Nowhere is the increase in cyber criminality more apparent than the focus of attackers on small and medium businesses (SMBs). With an 82% increase in cyber-attack activity against SMBs, and with many organisations lacking internal security specialists, more and more businesses are looking to expert external teams to secure their IT environments.

With this in mind, Microsoft is making it easier for partners to delivery excellent security services to their customers with continued updates to their security solutions. With rapid innovation across the entire Microsoft security portfolio, some of the biggest announcements at Microsoft Inspire concerned Microsoft’s Entra suite.

While Entra is known as the home of Microsoft’s Identity and Access Management cloud technologies, the recently announced Global Secure Access represents Microsoft’s entry into the Security Service Edge (SSE), or Zero Trust Network Access (ZTNA) market.

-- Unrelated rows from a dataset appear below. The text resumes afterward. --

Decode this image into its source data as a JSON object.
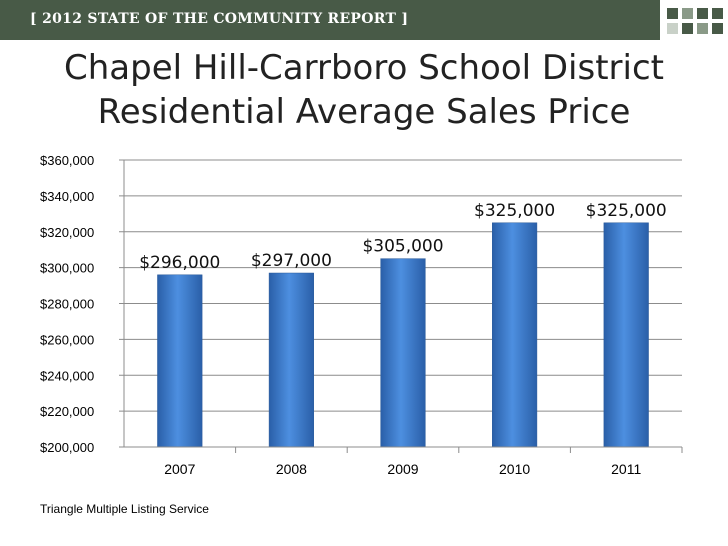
{
  "header": {
    "banner_text": "[ 2012 STATE OF THE COMMUNITY REPORT ]",
    "banner_color": "#485a47",
    "square_colors": [
      "#485a47",
      "#8a9a88",
      "#c9d1c8"
    ]
  },
  "title_line1": "Chapel Hill-Carrboro School District",
  "title_line2": "Residential Average Sales Price",
  "source": "Triangle Multiple Listing Service",
  "chart_data": {
    "type": "bar",
    "categories": [
      "2007",
      "2008",
      "2009",
      "2010",
      "2011"
    ],
    "values": [
      296000,
      297000,
      305000,
      325000,
      325000
    ],
    "data_labels": [
      "$296,000",
      "$297,000",
      "$305,000",
      "$325,000",
      "$325,000"
    ],
    "yticks": [
      "$200,000",
      "$220,000",
      "$240,000",
      "$260,000",
      "$280,000",
      "$300,000",
      "$320,000",
      "$340,000",
      "$360,000"
    ],
    "ylim": [
      200000,
      360000
    ],
    "grid": true,
    "bar_color": "#3f7fd0"
  }
}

The significant benefits for business that this leap forward in security infrastructure could bring are highlighted in Tristan’s recent blog on Global Secure Access.

“With the latest additions to Entra’s capabilities, Microsoft’s security solutions will reach the network in a way they never have before – and in a way that other vendors simply can’t replicate,” explained Tristan.

“For instance, users can now extend the power of Continuous Access Evaluation to any apps accessed through the new Private Access capability. If a threat is detected, we can take near-real-time revocation action, since access can be severed at the Global Secure Access endpoint.”

“No longer does security rely on waiting for access token to expire – we now have true, nearly-immediate revocation power to keep data and critical information safe. When many attacks warrant a time-to-respond measured in seconds or minutes, this new capability becomes truly transformative.”

Microsoft Inspire: cyber security and AI for a modern defence

The full set of cyber security AI announcements at Microsoft Inspire contains some truly innovative capabilities, which make for exciting reading to anyone passionate about cyber defence.

At Content+Cloud we believe that the new solutions can fully reshape an organisation’s network security posture, with Global Secure Access in particular representing a rare technology that truly supports Zero Trust principles.

Nevertheless, we understand that as threats evolve, and with new technologies appearing all the time, the challenge of keeping pace can seem overwhelming.

Content+Cloud’s managed cyber services and professional cyber services offer you the peace of mind that your security solutions are up to date and that you are secured and protected by a long-term, market-leading Microsoft-powered security strategy.